Desafios para o combate ao capacitismo em questão no Brasil
Enviada em 28/06/2021
No livro ´´O Extraordinário´´ retrata a vida de Auggie, um menino que nasceu com uma deformidade facial, e os obstáculos, como a discriminação de seus colegas,enfrentados por ele diariamente.Embora seja uma obra de caráter ficcional, o enredo apresenta características semelhantes à atualidade, visto que o capacitismo é uma realidade preocupante no Brasil,que ocorre , ora pelo preconceito enraizado na sociedade, ora pelo ineficaz sistema de políticas públicas no país.
Primeiramente, é possível destacar que a estigmatização dos deficientes possui raízes históricas que datam a Idade Antiga , com em Esparta onde crianças recém-nascidas frágeis ou com alguma deficiência eram jogadas do alto do monte Taigeto a mais de 2.400 metros de altura por não estarem dentro do padrão físico adequado . Depois de séculos o Brasil ainda conserva a cultura do preconceito para com a pessoa deficiente que apesar de não ser descartada como os bebês espartanos o é segregada no mercado de trabalho, na escola e em outras esferas sociais. Logo, é inadmissível que as autoridades brasileiras não tomem providências em resposta ao retrocesso que o país vivencia.

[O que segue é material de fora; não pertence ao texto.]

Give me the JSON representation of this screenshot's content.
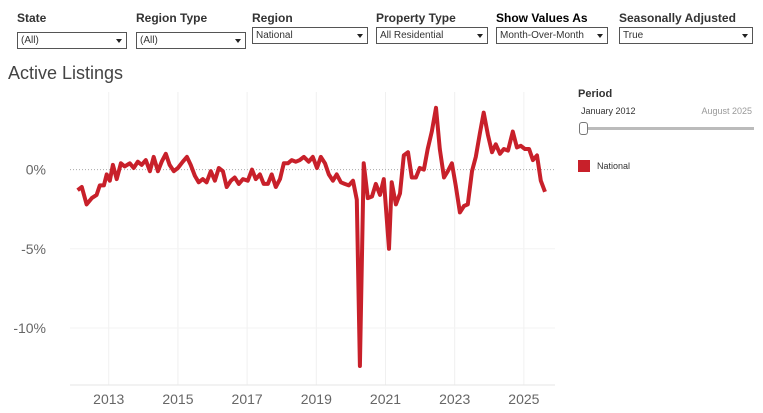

Em segundo lugar, mesmo ao possuir políticas públicas para pessoas com deficiência, o Brasil ainda não é referência no que se refere à inclusão dos indivíduos com alguma necessidade especial.Segundo dados do jornal “Metrópoles”, apenas 0,5% do corpo discente do ensino superior é formado por pessoas com algum déficit, o que contrasta com o fato de o país ter cerca de 7% de sua população com alguma dificuldade física e psíquica. Logo, se nota que essas pessoas têm um grande potencial de serem marginalizadas na sociedade, sendo muitas vezes submetidas a subempregos e a péssimas condições sociais.
Fica explícito, portanto, a relevância do combate ao capacitismo no Brasil. Logo, o Congresso Nacional deve criar leis responsáveis por garantir um maior investimento nacional em elementos que facilitem a integração de pessoas deficientes, como a construção de pontos de acessibilidade a portadores de necessidades especiais, por meio da inserção dessa ideia nas diretrizes orçamentárias nacionais, visando ampliar a inserção social desse grupo.Da mesma forma,cabe ao Ministério da Educação, unir-se às secretarias municipais para trazer aos centros educacionais, palestras com o objetivo de conscientizar crianças e jovens quanto a importancia da inclusão social e como combater o capacitismo.